Senator for New South Wales
- In office 21 November 1970 – 18 May 1974
- Preceded by: Douglas Scott

Personal details
- Born: 23 July 1908 Burraga, New South Wales
- Died: 27 October 1988 (aged 80) Darlinghurst, New South Wales
- Party: Democratic Labor Party
- Occupation: Coal miner, unionist

= Jack Kane =

Australian politician

John Thomas Kane (23 July 1908 – 27 October 1988) was an Australian politician. Born in Burraga, New South Wales, he was educated at Catholic schools in Lithgow, after which he became a coalminer. He was vice-president of the Transport Workers' Union 1952–1956 and Assistant General Secretary of the New South Wales Labor Party 1952–1955. In 1955, he was expelled from the Labor Party together with many other members, joining with them to form the Australian Labor Party (Anti-Communist), which became the Democratic Labor Party (DLP). He was the NSW DLP General Secretary 1956–1971 and the Federal Secretary 1957–1971.

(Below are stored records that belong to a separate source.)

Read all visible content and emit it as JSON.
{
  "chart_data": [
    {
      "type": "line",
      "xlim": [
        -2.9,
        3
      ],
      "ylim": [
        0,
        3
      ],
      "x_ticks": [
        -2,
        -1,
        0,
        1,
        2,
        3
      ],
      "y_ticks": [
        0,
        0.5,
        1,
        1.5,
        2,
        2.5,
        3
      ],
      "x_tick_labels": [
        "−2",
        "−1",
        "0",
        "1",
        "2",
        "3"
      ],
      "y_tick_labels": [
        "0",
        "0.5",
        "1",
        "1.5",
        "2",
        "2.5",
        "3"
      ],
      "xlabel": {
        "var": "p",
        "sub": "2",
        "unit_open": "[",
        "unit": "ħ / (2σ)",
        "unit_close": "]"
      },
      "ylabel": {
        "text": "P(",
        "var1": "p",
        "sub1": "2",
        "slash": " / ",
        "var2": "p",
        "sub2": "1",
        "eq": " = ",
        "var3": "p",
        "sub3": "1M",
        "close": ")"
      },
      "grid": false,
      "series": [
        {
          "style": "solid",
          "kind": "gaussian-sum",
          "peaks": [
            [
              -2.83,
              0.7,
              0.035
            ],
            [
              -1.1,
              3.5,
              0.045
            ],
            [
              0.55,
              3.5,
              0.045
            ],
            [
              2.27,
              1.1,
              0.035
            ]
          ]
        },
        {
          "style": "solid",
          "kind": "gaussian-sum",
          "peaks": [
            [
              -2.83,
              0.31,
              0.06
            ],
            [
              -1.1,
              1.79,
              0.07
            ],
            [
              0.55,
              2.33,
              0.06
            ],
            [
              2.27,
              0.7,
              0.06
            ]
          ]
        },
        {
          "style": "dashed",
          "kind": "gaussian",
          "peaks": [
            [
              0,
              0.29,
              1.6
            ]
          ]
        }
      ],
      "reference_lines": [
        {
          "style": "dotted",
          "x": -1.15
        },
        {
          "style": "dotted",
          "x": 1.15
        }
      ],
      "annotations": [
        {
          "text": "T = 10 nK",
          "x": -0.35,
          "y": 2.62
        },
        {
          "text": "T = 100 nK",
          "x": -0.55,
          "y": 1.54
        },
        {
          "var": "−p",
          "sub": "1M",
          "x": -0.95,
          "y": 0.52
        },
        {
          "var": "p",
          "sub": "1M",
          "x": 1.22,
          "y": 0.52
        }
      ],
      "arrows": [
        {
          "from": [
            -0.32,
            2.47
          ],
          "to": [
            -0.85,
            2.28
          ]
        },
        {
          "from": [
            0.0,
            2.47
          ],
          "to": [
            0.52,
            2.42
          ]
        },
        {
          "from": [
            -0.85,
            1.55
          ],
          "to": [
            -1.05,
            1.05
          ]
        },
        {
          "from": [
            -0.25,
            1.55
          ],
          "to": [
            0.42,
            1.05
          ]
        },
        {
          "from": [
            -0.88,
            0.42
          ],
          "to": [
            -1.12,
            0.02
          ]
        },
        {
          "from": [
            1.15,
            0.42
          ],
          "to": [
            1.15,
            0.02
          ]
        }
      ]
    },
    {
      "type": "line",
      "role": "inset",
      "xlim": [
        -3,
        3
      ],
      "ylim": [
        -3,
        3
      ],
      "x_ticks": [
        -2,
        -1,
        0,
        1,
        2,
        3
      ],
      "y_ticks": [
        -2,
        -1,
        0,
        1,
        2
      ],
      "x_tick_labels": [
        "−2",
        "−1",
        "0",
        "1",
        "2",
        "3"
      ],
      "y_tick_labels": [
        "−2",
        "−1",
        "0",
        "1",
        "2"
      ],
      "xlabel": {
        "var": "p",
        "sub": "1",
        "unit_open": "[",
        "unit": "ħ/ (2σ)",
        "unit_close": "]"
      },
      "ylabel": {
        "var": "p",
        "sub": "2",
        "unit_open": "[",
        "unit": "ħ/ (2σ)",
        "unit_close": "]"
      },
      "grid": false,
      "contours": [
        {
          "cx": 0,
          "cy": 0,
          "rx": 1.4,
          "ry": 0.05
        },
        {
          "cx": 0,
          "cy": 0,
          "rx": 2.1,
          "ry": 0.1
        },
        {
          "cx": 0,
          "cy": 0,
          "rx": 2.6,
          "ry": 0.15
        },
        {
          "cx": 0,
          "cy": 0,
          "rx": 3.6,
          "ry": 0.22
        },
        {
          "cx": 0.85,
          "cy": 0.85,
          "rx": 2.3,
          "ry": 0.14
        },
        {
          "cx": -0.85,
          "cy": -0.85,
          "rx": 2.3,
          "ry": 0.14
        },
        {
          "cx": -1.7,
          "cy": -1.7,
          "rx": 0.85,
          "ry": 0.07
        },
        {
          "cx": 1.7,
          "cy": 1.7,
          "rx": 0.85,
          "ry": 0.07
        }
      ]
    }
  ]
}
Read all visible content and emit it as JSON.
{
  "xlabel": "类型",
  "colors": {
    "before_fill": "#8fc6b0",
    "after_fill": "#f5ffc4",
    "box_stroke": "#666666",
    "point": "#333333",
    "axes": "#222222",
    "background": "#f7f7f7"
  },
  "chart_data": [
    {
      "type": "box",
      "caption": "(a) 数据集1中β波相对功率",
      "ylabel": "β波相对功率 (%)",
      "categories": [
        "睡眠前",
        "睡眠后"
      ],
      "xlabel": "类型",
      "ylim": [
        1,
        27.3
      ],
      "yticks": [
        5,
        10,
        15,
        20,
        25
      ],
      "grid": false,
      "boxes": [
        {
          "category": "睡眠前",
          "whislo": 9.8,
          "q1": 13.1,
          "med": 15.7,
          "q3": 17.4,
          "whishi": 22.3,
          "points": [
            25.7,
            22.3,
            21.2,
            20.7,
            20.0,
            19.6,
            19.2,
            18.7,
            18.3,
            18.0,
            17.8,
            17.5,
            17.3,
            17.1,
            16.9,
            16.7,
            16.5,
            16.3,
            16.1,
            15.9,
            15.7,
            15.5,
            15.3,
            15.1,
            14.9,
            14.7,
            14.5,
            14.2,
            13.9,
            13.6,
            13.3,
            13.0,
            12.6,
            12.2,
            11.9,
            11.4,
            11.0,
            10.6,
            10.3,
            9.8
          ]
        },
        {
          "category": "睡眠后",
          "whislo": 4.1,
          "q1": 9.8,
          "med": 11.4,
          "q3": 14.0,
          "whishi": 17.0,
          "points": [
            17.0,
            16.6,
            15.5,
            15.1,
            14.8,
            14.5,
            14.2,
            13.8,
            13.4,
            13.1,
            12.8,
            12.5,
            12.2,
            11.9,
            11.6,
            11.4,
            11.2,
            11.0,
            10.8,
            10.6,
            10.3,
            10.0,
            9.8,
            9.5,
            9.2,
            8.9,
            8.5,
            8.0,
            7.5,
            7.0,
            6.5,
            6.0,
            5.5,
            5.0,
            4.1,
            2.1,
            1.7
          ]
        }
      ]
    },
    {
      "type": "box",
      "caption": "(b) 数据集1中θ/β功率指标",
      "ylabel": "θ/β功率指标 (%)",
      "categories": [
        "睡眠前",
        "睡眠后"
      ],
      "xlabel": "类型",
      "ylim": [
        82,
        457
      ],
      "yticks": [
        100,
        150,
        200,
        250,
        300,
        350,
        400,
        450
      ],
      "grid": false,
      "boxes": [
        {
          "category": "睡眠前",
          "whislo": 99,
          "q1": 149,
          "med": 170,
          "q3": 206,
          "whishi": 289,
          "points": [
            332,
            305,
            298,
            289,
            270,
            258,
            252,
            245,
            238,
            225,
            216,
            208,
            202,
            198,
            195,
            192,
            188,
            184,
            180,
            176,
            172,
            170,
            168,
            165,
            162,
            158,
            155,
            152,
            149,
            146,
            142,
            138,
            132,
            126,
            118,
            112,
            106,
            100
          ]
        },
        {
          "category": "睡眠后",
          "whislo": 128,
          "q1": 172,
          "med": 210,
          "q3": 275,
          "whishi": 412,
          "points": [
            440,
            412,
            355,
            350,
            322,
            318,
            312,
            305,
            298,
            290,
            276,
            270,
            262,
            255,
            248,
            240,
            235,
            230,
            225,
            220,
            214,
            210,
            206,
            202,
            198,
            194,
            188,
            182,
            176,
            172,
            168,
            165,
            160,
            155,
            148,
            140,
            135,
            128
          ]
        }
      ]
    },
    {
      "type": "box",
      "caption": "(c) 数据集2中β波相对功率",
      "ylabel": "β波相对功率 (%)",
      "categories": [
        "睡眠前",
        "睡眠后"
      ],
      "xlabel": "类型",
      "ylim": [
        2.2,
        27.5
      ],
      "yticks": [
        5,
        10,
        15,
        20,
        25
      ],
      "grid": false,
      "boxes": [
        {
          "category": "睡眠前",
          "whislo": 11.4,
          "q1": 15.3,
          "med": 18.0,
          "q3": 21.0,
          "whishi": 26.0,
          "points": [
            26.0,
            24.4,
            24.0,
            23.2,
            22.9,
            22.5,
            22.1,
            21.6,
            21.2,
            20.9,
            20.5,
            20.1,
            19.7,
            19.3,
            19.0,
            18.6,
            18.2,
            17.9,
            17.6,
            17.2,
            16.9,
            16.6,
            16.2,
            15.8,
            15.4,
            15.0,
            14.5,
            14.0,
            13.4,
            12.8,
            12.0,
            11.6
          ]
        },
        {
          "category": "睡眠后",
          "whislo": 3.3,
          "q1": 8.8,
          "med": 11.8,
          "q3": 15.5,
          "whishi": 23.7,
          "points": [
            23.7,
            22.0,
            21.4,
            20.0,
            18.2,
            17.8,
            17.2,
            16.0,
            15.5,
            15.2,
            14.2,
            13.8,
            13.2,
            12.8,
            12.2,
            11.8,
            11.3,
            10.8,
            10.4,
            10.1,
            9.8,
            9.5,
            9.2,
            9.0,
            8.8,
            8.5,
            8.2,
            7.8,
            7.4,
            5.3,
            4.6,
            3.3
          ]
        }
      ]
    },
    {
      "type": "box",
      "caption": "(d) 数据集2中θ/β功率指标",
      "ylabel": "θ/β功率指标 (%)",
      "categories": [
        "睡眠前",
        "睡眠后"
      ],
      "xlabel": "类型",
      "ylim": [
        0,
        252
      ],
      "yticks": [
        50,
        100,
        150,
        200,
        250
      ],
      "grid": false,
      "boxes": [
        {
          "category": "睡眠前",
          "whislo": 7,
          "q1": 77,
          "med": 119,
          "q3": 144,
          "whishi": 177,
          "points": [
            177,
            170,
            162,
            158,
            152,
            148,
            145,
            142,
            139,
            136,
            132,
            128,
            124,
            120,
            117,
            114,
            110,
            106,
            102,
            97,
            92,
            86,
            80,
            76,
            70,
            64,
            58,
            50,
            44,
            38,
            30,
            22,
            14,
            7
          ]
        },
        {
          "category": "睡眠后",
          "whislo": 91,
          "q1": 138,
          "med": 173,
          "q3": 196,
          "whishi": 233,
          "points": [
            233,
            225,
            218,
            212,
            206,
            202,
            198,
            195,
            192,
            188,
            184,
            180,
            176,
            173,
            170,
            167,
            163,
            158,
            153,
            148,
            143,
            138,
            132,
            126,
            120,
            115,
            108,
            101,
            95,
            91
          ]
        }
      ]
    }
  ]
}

In 1970, he was elected to the Australian Senate as a DLP Senator for New South Wales. Kane's election to the Senate resulted from a decision of the New South Wales Branch of the ALP to allocate preferences in favour of the DLP ticket rather than to the lead candidate of the Australia Party, television presenter Diana Ward. He was defeated (along with all the other DLP Senators) in the double dissolution election of 1974 and the DLP did not hold a Senate seat again until 2011. He died in 1988.

The Jack Kane memorial dinner was set up in 2011 by the NSW branch of the DLP. His son John Kane remains active in the party.